Purpose – This paper aims to examine the relationship between firms’ decisions to expense employee stock options (ESOs) under the voluntary period of Statement of Financial Accounting Standard No. 123 (SFAS 123) and their market-to-book (MTB-1) ratio and conditional conservatism. Conservatism is chosen because, even though expensing of ESOs is a conservative accounting treatment, it is not obvious how the decision would be related to the MTB-1 ratio and conditional conservatism, particularly because the MTB-1 is a long-run measure of conservatism and the decision to voluntarily expense is examined over two years. The setting provides a unique opportunity to assess how two major proxies of conservatism are related.

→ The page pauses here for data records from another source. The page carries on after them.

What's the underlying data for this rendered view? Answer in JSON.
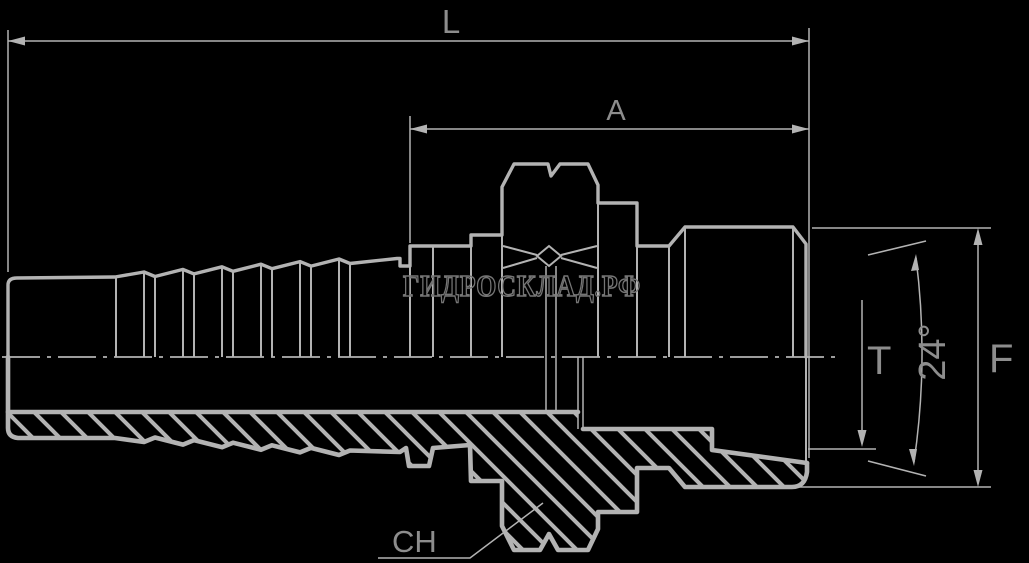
{
  "labels": {
    "overall_length": "L",
    "thread_section_length": "A",
    "seat_diameter": "T",
    "cone_angle": "24°",
    "end_diameter": "F",
    "hex_size": "CH"
  },
  "watermark": {
    "text": "ГИДРОСКЛАД.РФ"
  },
  "colors": {
    "background": "#000000",
    "line": "#b3b3b3",
    "dimension_label": "#8d8d8d",
    "watermark_outline": "#757575"
  }
}
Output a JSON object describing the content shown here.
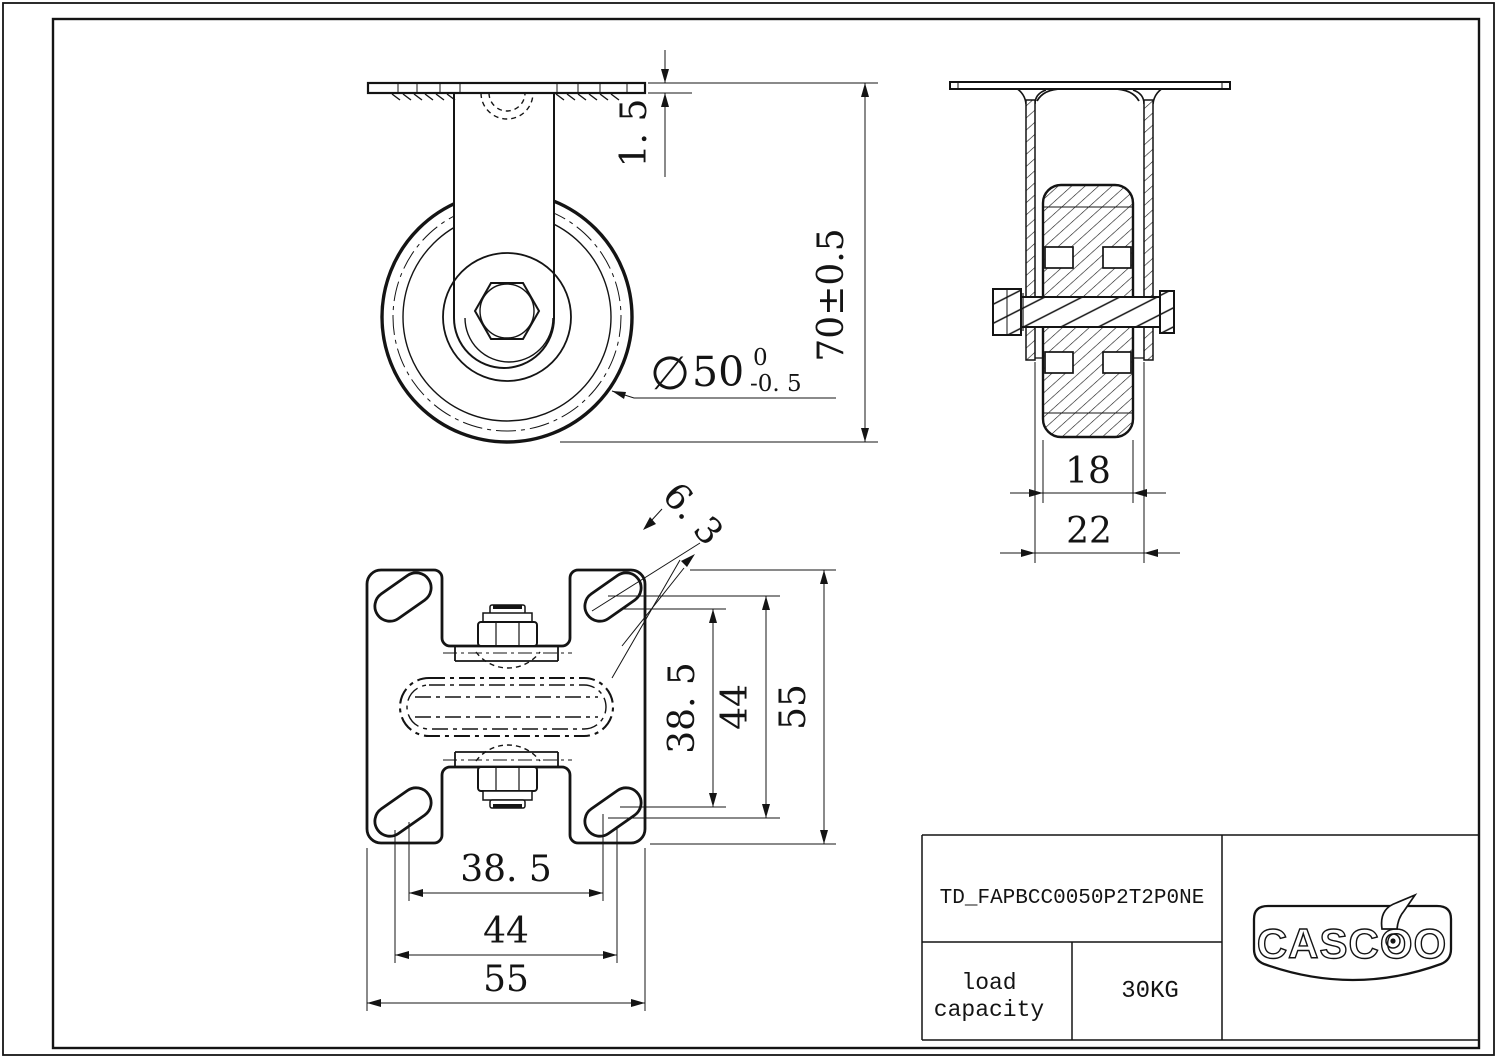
{
  "page": {
    "background": "#ffffff",
    "line_color": "#141414"
  },
  "front_view": {
    "dim_plate_thickness": "1. 5",
    "dim_overall_height": "70±0.5",
    "dim_wheel_diameter_symbol": "∅",
    "dim_wheel_diameter_value": "50",
    "dim_wheel_diameter_tol_upper": "0",
    "dim_wheel_diameter_tol_lower": "-0. 5"
  },
  "side_view": {
    "dim_wheel_width": "18",
    "dim_fork_span": "22"
  },
  "plate_view": {
    "dim_slot_width": "6. 3",
    "dim_bolt_pitch_vertical": "38. 5",
    "dim_slot_span_vertical": "44",
    "dim_plate_size_vertical": "55",
    "dim_bolt_pitch_horizontal": "38. 5",
    "dim_slot_span_horizontal": "44",
    "dim_plate_size_horizontal": "55"
  },
  "title_block": {
    "part_number": "TD_FAPBCC0050P2T2P0NE",
    "load_capacity_line1": "load",
    "load_capacity_line2": "capacity",
    "load_capacity_value": "30KG",
    "brand": "CASCOO"
  }
}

Design/methodology/approach – Using firms listed in the S&P 1500 index, firms that expensed

ESOs are compared to firms that disclosed only in the financial statements. The main comparison uses a logistic regression.

Findings – During the period when expensing ESOs was voluntary, SFAS 123, the MTB-1 ratio was negatively associated with ESO expense recognition, but conditional conservatism was positively associated with ESO expense recognition. The former is attributed to incentives of conservatism and the latter to the tenet of conservatism tending to reduce income.

Research limitations/implications – The findings add to the literature/controversy on the negative relationship between the MTB-1 ratio and conditional conservatism. More important, they support using more than one measure of conservatism in studies that involve accounting conservatism. A limitation is that the findings are specific to voluntary ESO expense recognition.

Originality/value – This is the first study to examine how conservatism affects the choice to recognize an item on the financial statements or disclosure only. In addition, the study shows that firms were willing to incur real costs from their financial reporting.